Tudo isto não significa que nós que estamos à frente do trabalho feminino procuremos nos eximir das nossas responsabilidades. Ao contrário. Muito temos que fazer para nos colocar à altura das tarefas do Partido. Não é boa ainda nossa maneira de trabalhar. É urgente revisarmos todos os nossos métodos de trabalho, pois somos as principais responsáveis pelas debilidades existentes no trabalho feminino.
A situação exige que dediquemos uma atenção especial ao trabalho junto às mulheres trabalhadoras. Este deve ser um trabalho de aproximação, de solidariedade às suas lutas e de organização.
A luta contra a carestia e pelo congelamento de preços é o elo capaz de unir o movimento das donas de casa à luta das mulheres operárias e camponesas por melhores condições de vida e de trabalho.

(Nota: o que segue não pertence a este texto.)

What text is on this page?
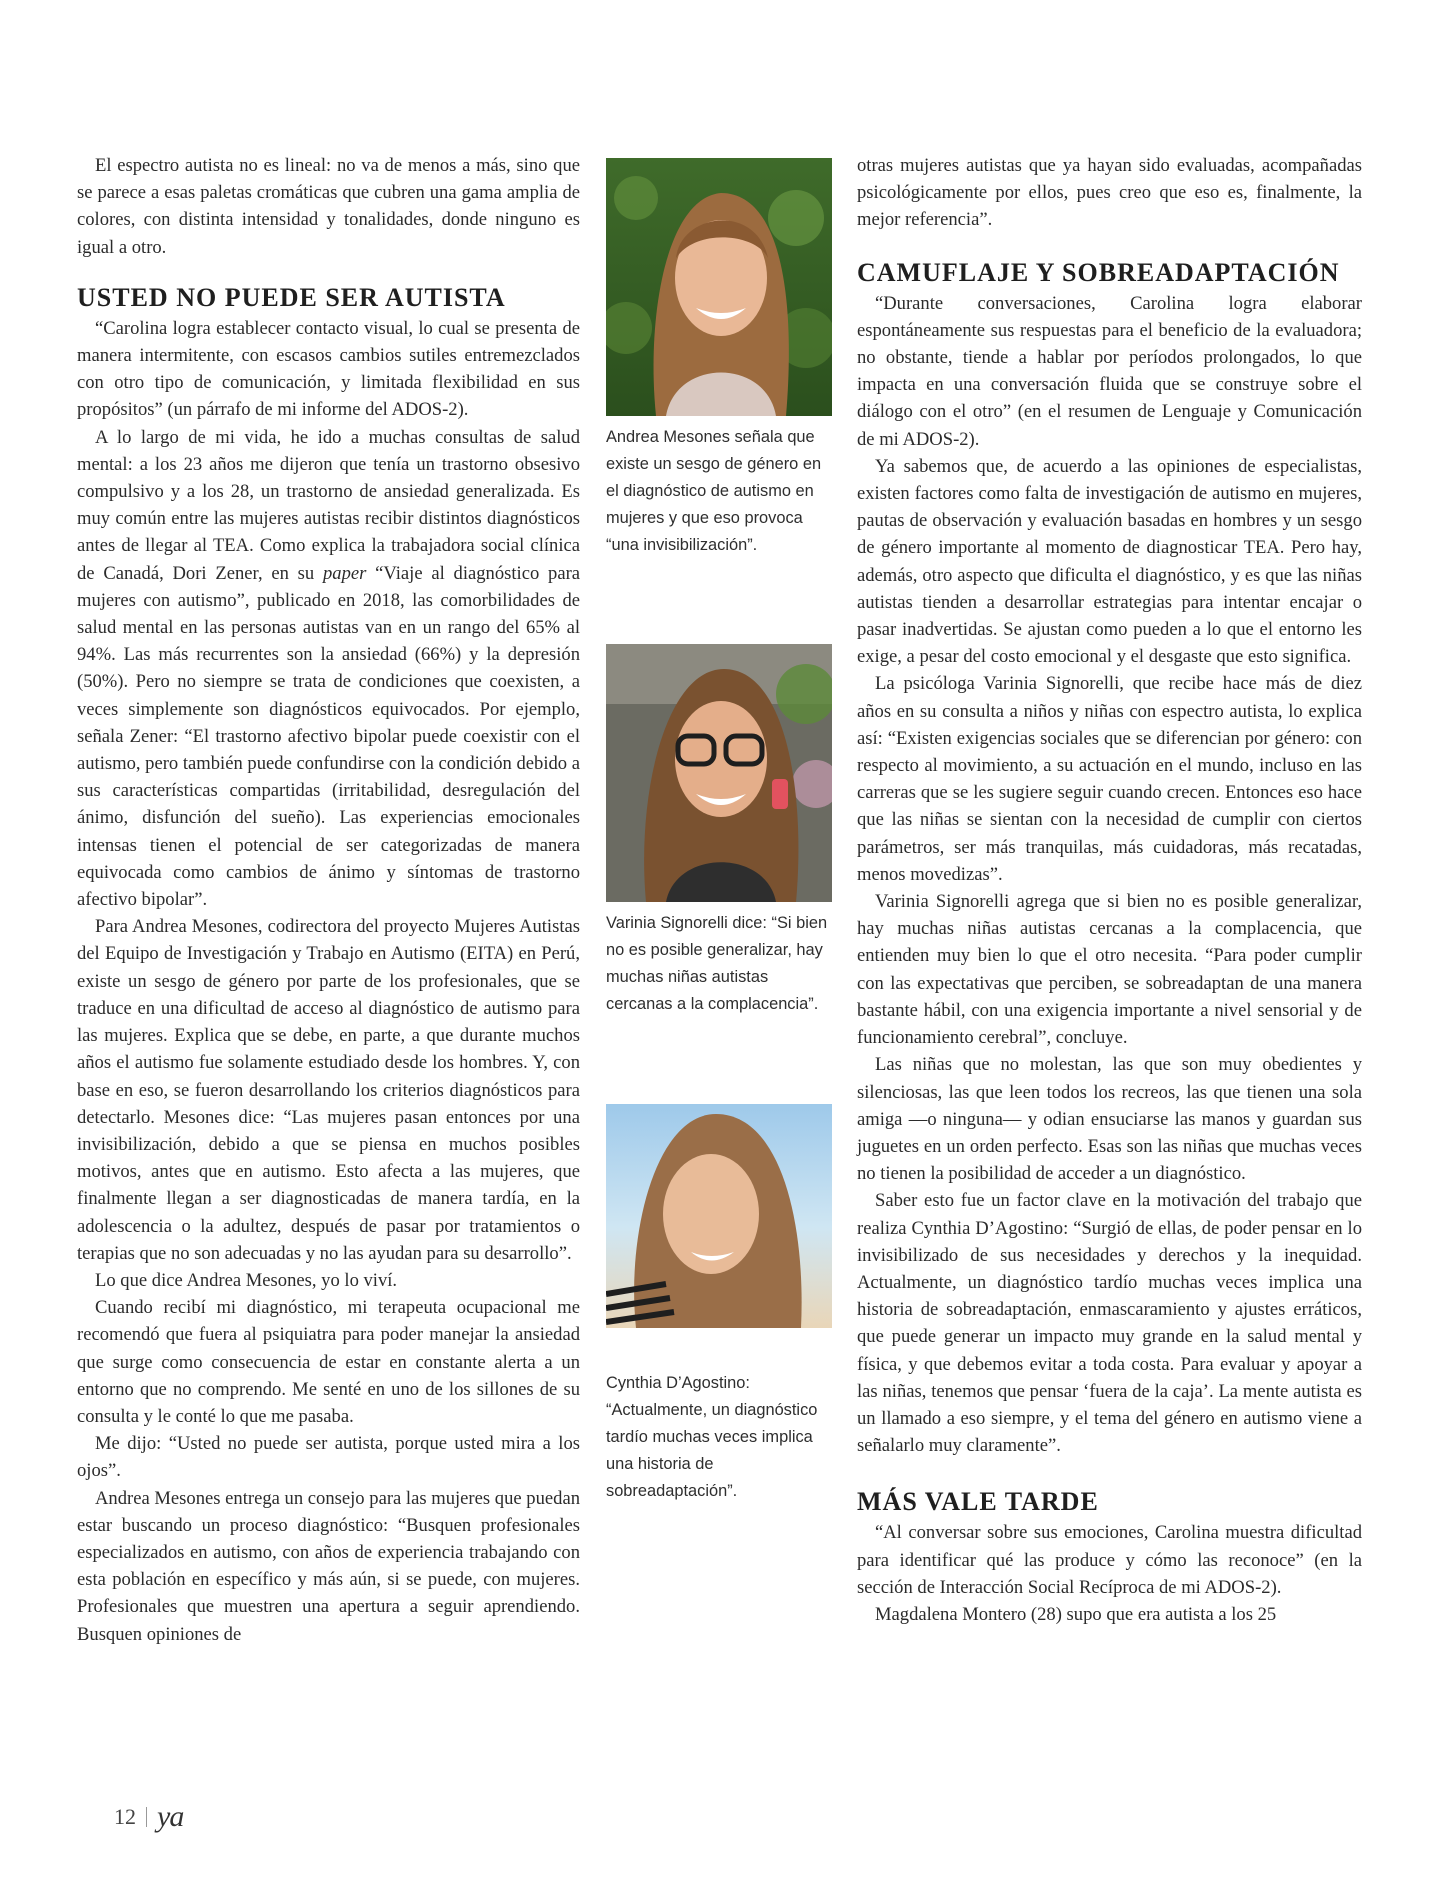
El espectro autista no es lineal: no va de menos a más, sino que se parece a esas paletas cromáticas que cubren una gama amplia de colores, con distinta intensidad y tonalidades, donde ninguno es igual a otro.

USTED NO PUEDE SER AUTISTA

“Carolina logra establecer contacto visual, lo cual se presenta de manera intermitente, con escasos cambios sutiles entremezclados con otro tipo de comunicación, y limitada flexibilidad en sus propósitos” (un párrafo de mi informe del ADOS-2).

A lo largo de mi vida, he ido a muchas consultas de salud mental: a los 23 años me dijeron que tenía un trastorno obsesivo compulsivo y a los 28, un trastorno de ansiedad generalizada. Es muy común entre las mujeres autistas recibir distintos diagnósticos antes de llegar al TEA. Como explica la trabajadora social clínica de Canadá, Dori Zener, en su paper “Viaje al diagnóstico para mujeres con autismo”, publicado en 2018, las comorbilidades de salud mental en las personas autistas van en un rango del 65% al 94%. Las más recurrentes son la ansiedad (66%) y la depresión (50%). Pero no siempre se trata de condiciones que coexisten, a veces simplemente son diagnósticos equivocados. Por ejemplo, señala Zener: “El trastorno afectivo bipolar puede coexistir con el autismo, pero también puede confundirse con la condición debido a sus características compartidas (irritabilidad, desregulación del ánimo, disfunción del sueño). Las experiencias emocionales intensas tienen el potencial de ser categorizadas de manera equivocada como cambios de ánimo y síntomas de trastorno afectivo bipolar”.

Para Andrea Mesones, codirectora del proyecto Mujeres Autistas del Equipo de Investigación y Trabajo en Autismo (EITA) en Perú, existe un sesgo de género por parte de los profesionales, que se traduce en una dificultad de acceso al diagnóstico de autismo para las mujeres. Explica que se debe, en parte, a que durante muchos años el autismo fue solamente estudiado desde los hombres. Y, con base en eso, se fueron desarrollando los criterios diagnósticos para detectarlo. Mesones dice: “Las mujeres pasan entonces por una invisibilización, debido a que se piensa en muchos posibles motivos, antes que en autismo. Esto afecta a las mujeres, que finalmente llegan a ser diagnosticadas de manera tardía, en la adolescencia o la adultez, después de pasar por tratamientos o terapias que no son adecuadas y no las ayudan para su desarrollo”.

Lo que dice Andrea Mesones, yo lo viví.

Cuando recibí mi diagnóstico, mi terapeuta ocupacional me recomendó que fuera al psiquiatra para poder manejar la ansiedad que surge como consecuencia de estar en constante alerta a un entorno que no comprendo. Me senté en uno de los sillones de su consulta y le conté lo que me pasaba.

Me dijo: “Usted no puede ser autista, porque usted mira a los ojos”.

Andrea Mesones entrega un consejo para las mujeres que puedan estar buscando un proceso diagnóstico: “Busquen profesionales especializados en autismo, con años de experiencia trabajando con esta población en específico y más aún, si se puede, con mujeres. Profesionales que muestren una apertura a seguir aprendiendo. Busquen opiniones de

Andrea Mesones señala que existe un sesgo de género en el diagnóstico de autismo en mujeres y que eso provoca “una invisibilización”.

Varinia Signorelli dice: “Si bien no es posible generalizar, hay muchas niñas autistas cercanas a la complacencia”.

Cynthia D’Agostino: “Actualmente, un diagnóstico tardío muchas veces implica una historia de sobreadaptación”.

otras mujeres autistas que ya hayan sido evaluadas, acompañadas psicológicamente por ellos, pues creo que eso es, finalmente, la mejor referencia”.

CAMUFLAJE Y SOBREADAPTACIÓN

“Durante conversaciones, Carolina logra elaborar espontáneamente sus respuestas para el beneficio de la evaluadora; no obstante, tiende a hablar por períodos prolongados, lo que impacta en una conversación fluida que se construye sobre el diálogo con el otro” (en el resumen de Lenguaje y Comunicación de mi ADOS-2).

Ya sabemos que, de acuerdo a las opiniones de especialistas, existen factores como falta de investigación de autismo en mujeres, pautas de observación y evaluación basadas en hombres y un sesgo de género importante al momento de diagnosticar TEA. Pero hay, además, otro aspecto que dificulta el diagnóstico, y es que las niñas autistas tienden a desarrollar estrategias para intentar encajar o pasar inadvertidas. Se ajustan como pueden a lo que el entorno les exige, a pesar del costo emocional y el desgaste que esto significa.

La psicóloga Varinia Signorelli, que recibe hace más de diez años en su consulta a niños y niñas con espectro autista, lo explica así: “Existen exigencias sociales que se diferencian por género: con respecto al movimiento, a su actuación en el mundo, incluso en las carreras que se les sugiere seguir cuando crecen. Entonces eso hace que las niñas se sientan con la necesidad de cumplir con ciertos parámetros, ser más tranquilas, más cuidadoras, más recatadas, menos movedizas”.

Varinia Signorelli agrega que si bien no es posible generalizar, hay muchas niñas autistas cercanas a la complacencia, que entienden muy bien lo que el otro necesita. “Para poder cumplir con las expectativas que perciben, se sobreadaptan de una manera bastante hábil, con una exigencia importante a nivel sensorial y de funcionamiento cerebral”, concluye.

Las niñas que no molestan, las que son muy obedientes y silenciosas, las que leen todos los recreos, las que tienen una sola amiga —o ninguna— y odian ensuciarse las manos y guardan sus juguetes en un orden perfecto. Esas son las niñas que muchas veces no tienen la posibilidad de acceder a un diagnóstico.

Saber esto fue un factor clave en la motivación del trabajo que realiza Cynthia D’Agostino: “Surgió de ellas, de poder pensar en lo invisibilizado de sus necesidades y derechos y la inequidad. Actualmente, un diagnóstico tardío muchas veces implica una historia de sobreadaptación, enmascaramiento y ajustes erráticos, que puede generar un impacto muy grande en la salud mental y física, y que debemos evitar a toda costa. Para evaluar y apoyar a las niñas, tenemos que pensar ‘fuera de la caja’. La mente autista es un llamado a eso siempre, y el tema del género en autismo viene a señalarlo muy claramente”.

MÁS VALE TARDE

“Al conversar sobre sus emociones, Carolina muestra dificultad para identificar qué las produce y cómo las reconoce” (en la sección de Interacción Social Recíproca de mi ADOS-2).

Magdalena Montero (28) supo que era autista a los 25

12 ya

Voltando-nos para este trabalho, tudo devemos fazer para que as operárias e camponesas ingressem nos sindicatos e engrossem as fileiras da União de Lavradores e Trabalhadores Agrícolas do Brasil.
O grande Stálin dizia:
«As mulheres trabalhadoras, operárias e camponesas, constituem a grande reserva da classe operária. Esta reserva representa uma boa metade da população. A reserva feminina está contra ou a favor da classe operária ? Disto depende o destino do movimento proletário, a vitória ou derrota da revolução proletária. Eis porque a primeira tarefa do proletariado e de seu destacamento mais avançado, o Partido Comunista, consiste em travar uma luta decisiva para libertar as mulheres operárias e camponesas, da influência da burguesia, para educar politicamente e organizar as operárias e camponesas sob a bandeira do proletariado» .
Fazer com que esses milhões de mulheres lutem e participem dos movimentos da classe operária e dos camponeses e se organizem para lutar mais e melhor, eis, portanto, uma das principais tarefas de todo militante comunista. Na greve do proletariado paulista, de março de 1953, surgiram departamentos femininos nos sindicatos dos têxteis, metalúrgicos e gráficos. Na preparação da Conferência Latino-Americana de Mulheres surgiram organizações de camponesas em vários municípios do interior de São Paulo, de Minas e do Rio Grande do Sul. A Associação Feminina de Ponte Nova, no Estado de Minas Gerais, foi organizada graças à atuação ativa das mulheres na greve dos assalariados agrícolas das usinas de açúcar por aumento de salários. São alguns exemplos, mas nos mostram o caminho a seguir.
O grande Stálin ensina:
«... as mulheres trabalhadoras não são apenas uma reserva. Elas podem e devem tornar-se — com uma política justa da classe operária — um verdadeiro exército que combaterá a burguesia. Fazer desta reserva de mulheres trabalhadoras um exército de operárias e camponesas combatendo ao lado do grande exército do proletariado, eis a segunda tarefa, que é decisiva, da classe operária».
Camaradas:
As assembléias preparatórias ao IV Congresso revelaram um grande espírito de disciplina, de dedicação e amor ao Partido por parte das companheiras. No entanto, apesar de uma frequência que atingiu até 98%, é muito pequeno ainda o número de mulheres membros no Partido. Este fato está relacionado com a deficiência do trabalho do nosso Partido entre as mulheres, o que demonstra que não extirpamos ainda das nossas fileiras os preconceitos burgueses com relação à mulher.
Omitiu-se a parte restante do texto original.